Try using Earth Mover's Distance. It measures how much it "costs" to optimally reshape one histogram into another, where an elementary transform (using the terminology of edit distance-like distance measures) is moving a unit of mass from a bin to a bin. If you have an implementation of EMD, then your distance is dist = EMD(H1, H2, D), where
H1 = [ 14, 13, 40, 31 ]; -- histogram #1 (first image)
H2 = [ 82, 8, 7 ]; -- histogram #2 (second image)

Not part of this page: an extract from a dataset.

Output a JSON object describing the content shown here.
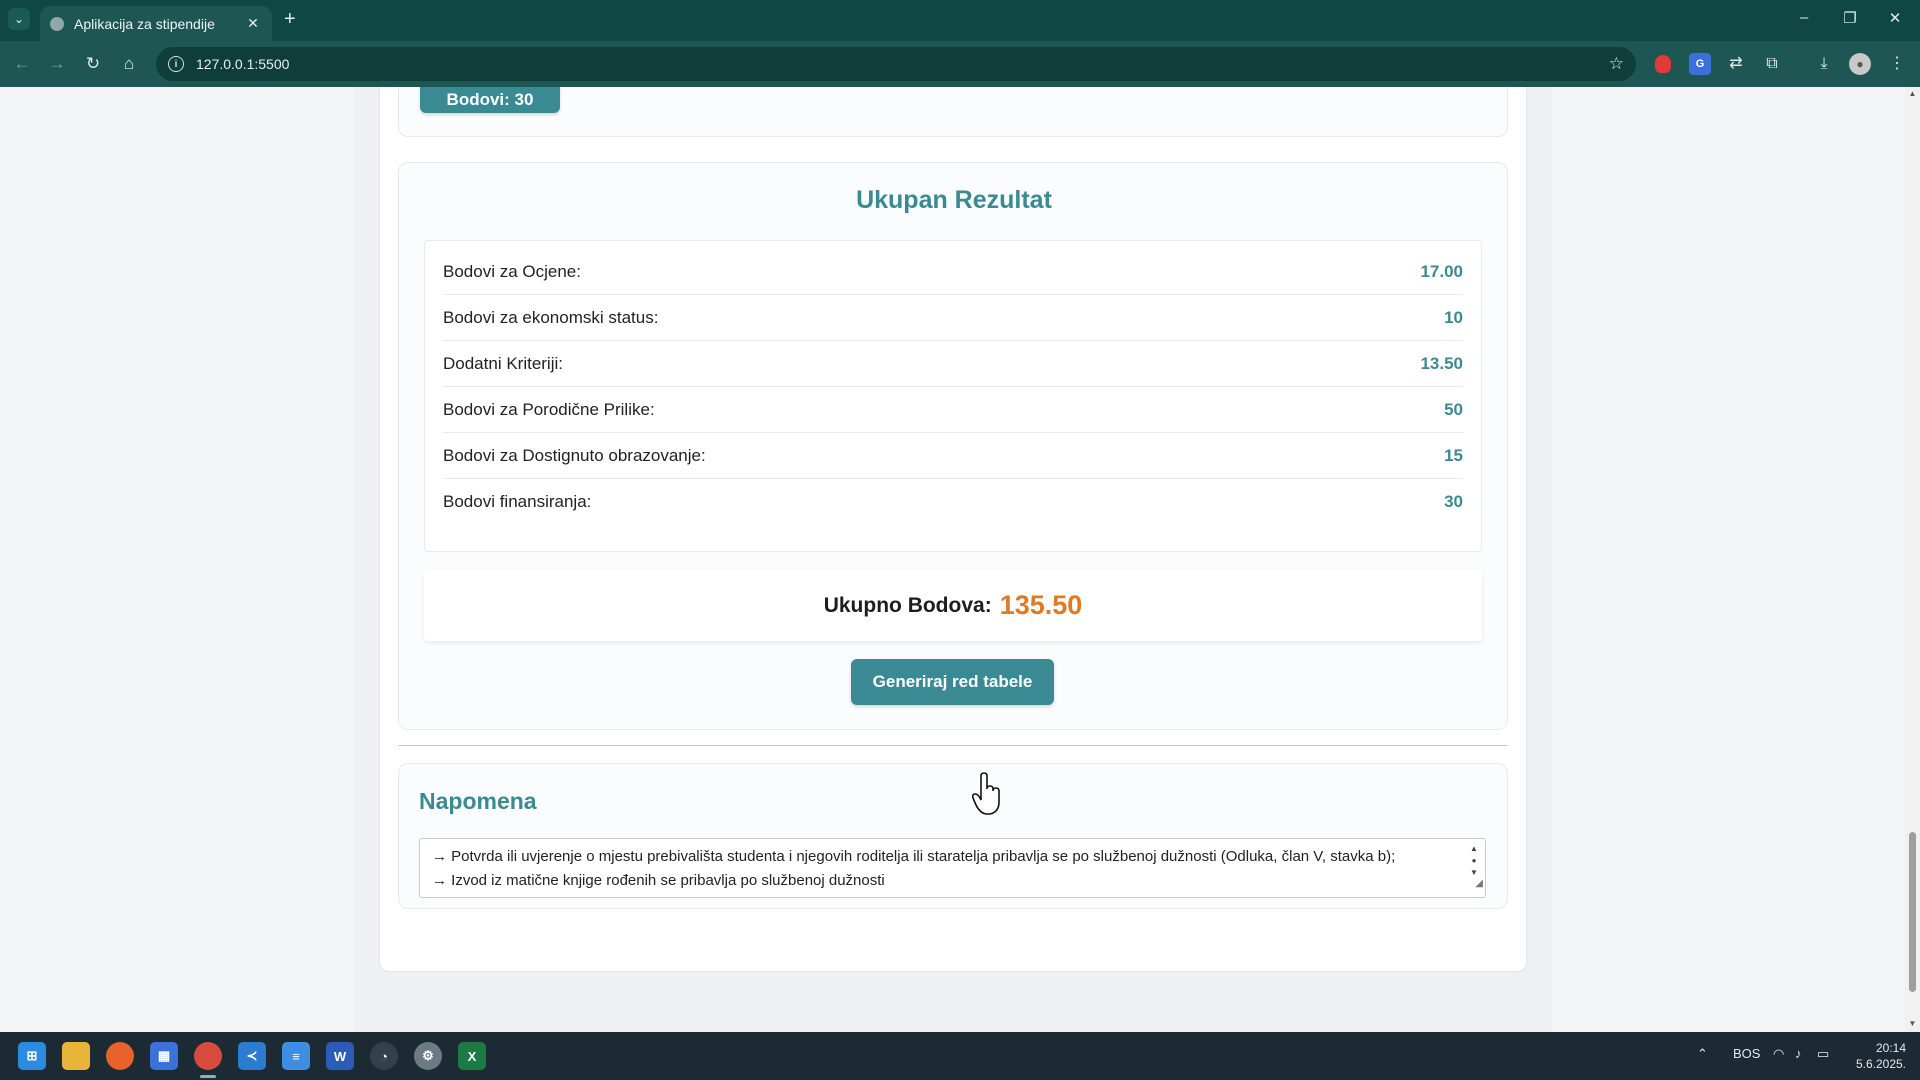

D = [ D11, D12, D13; ... ; D41, D42, D43 ]; -- (cross-bin) ground distance
Dij is a distance from the i'th bin of the first histogram to the j'th bin of the second histogram. For example, D21 is a distance between 'White' and 'Pink'. It may be defined differently, based on which color space you want to use, and further, based on how you define what it means for two colors to be similar. If I use RGB, and I do not care much as to how human eye perceives colors, then D21 can be the \ell_2 norm of the difference [1, 1, 1] - [1, 0.05, 0.7]. (As far as I remember, the paper I mentioned uses LAB instead of RGB.)
P.S. Besides color, you may include spatial information into comparison. EMD can handle it well, as long as you properly combine similarity of colors with spatial similarity in the definition of ground distance D.